Take two examples from the US Constitution: the word ‘commerce’ at the

founding may have been the equivalent to the modern day expression ‘intercourse’

and not to the narrower concern with trade in goods and services; in turn,

‘domestic violence’ may have signified ‘civil war’ at the founding, whereas it now

addresses an altogether different concern. These simple illustrations highlight the

possibility that even if the model of the original constitution were fully realised in a

real world constitution at the time of its founding, that real world constitution may

fail to continue to be realised as an original constitution with the passing of time.

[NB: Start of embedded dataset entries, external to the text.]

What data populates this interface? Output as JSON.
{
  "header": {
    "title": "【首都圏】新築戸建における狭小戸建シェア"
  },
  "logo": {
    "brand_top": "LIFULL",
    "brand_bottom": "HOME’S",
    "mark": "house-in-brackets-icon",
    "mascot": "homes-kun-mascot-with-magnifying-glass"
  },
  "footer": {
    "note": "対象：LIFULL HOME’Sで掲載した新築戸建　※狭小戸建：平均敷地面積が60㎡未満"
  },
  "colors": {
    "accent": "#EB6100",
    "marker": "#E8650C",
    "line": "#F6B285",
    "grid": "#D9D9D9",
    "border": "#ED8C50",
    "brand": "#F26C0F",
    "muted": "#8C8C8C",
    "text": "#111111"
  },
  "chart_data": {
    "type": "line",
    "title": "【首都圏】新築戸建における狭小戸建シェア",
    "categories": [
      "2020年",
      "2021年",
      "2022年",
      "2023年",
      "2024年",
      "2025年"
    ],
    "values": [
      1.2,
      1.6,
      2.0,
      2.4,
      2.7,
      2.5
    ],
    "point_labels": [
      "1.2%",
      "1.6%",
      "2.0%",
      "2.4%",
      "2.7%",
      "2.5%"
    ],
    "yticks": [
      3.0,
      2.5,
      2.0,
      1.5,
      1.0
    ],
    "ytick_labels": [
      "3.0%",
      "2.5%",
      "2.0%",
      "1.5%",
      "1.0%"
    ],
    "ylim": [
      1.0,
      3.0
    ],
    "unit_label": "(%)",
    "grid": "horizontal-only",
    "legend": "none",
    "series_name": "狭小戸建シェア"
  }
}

The virtues of stability and fixity for the original constitution may weaken over

time, as the citizen becomes less familiar with the linguistic conventions that

obtained in the past. Worse still, the citizen may fail to be aware of the decreasing

familiarity with the constitution’s meaning, assuming modern day linguistic

conventions apply to dated usage. In this way, originalism, perhaps more than any

other theory of constitutional interpretation, constantly struggles over the past.122

While citizens today are ‘linked to the origins of the Constitution’, they are

‘linked by a tradition’ that citizens at the founding could not have.123 Because

citizens can never fully ‘understand the Constitution in the same way that the

framers and ratifiers understood it’, they will always, in understanding the

constitution, understand it differently.124 The difference may be minor and

inconsequential, or not. But if it is true when it is true, then even the perfect

original constitution cannot forever remain perfectly original.

122 See R.W. Gordon, ‘The Struggle Over the Past’ (1996) 44 Cleveland State Law Review 123; Whittington, n 28 above, 210. 123 L.B. Solum, ‘Originalism as Transformative Politics’ (1989) 63 Tulane Law Review 1599, 1610, 1606. 124 ibid, 1610.